What is Money Measurement Concept?
In Financial Accounting, accountants records transaction which are measurable in monetary terms. This is because, money provides a common denominator by which different kind of facts about an entity or organisation can be expressed in numerical term. This result in addition and subtraction easy.
According to Money Measurement concept in accounting, business records only those transactions which are measurable in money or monetary terms.
Money Measurement Concept Example
Suppose a business owns 1,00,000 of cash, 300 kg of raw material, 3 trucks and 20,000 square feet of land and so on. One cannot add these amount and came up with a meaningful conclusion. However if we express above items in monetary terms, then a conclusion can be made out.

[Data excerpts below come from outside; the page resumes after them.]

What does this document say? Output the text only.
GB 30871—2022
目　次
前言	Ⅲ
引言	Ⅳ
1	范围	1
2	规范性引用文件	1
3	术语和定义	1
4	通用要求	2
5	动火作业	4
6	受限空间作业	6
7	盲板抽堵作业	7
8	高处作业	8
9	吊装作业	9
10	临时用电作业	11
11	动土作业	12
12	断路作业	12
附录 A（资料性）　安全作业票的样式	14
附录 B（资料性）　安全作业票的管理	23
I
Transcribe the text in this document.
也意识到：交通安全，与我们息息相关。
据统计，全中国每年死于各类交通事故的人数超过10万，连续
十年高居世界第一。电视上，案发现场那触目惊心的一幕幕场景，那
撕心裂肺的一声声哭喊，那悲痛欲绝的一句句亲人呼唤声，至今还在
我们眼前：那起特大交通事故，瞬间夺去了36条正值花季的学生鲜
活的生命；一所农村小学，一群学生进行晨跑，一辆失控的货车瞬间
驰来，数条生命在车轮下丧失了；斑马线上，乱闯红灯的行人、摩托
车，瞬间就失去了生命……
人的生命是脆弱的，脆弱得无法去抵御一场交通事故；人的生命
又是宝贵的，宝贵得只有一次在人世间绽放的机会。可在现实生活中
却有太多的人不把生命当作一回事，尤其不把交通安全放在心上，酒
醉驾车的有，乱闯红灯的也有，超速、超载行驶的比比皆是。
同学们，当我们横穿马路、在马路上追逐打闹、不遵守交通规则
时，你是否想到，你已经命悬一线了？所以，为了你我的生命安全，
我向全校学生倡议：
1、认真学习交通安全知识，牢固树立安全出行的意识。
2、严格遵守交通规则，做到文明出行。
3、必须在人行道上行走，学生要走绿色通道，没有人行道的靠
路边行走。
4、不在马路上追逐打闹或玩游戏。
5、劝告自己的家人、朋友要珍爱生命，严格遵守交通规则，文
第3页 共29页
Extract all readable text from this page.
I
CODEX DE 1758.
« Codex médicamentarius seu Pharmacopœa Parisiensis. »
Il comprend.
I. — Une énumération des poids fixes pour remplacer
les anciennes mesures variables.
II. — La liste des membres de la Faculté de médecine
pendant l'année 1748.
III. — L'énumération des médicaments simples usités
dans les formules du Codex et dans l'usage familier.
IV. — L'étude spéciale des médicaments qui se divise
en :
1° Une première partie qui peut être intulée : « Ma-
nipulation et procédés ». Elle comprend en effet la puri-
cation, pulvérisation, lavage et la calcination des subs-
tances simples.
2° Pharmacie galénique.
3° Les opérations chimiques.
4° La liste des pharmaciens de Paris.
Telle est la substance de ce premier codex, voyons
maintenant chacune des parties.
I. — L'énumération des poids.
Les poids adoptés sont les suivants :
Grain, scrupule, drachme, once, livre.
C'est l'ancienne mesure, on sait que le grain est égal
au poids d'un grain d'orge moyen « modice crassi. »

Suppose business has 1 lakh cash, 50,000 of raw material, 7 lakh of trucks and 20 lakh of land. Now we can add it up and can easily find out what the business owns. In simple words, record only those transaction that re expressed in monetary terms in books of accounts.
Limitation To Money Measurement Concept
Money measurement concept has severe limitations when it comes to preparing the accounting report. Accounting does not considers qualitative factors such as disturbing relation between sales manager and production manager, ill health of CEO of the company, introduction of an innovate product by the competitor, etc.
In simple and short words, accounting does not provide a true and fair picture of what exactly is happening inside or outside the organisation. So, whoever is reading the accounting, he just focuses on the numbers of profits rather than the reasons behind it.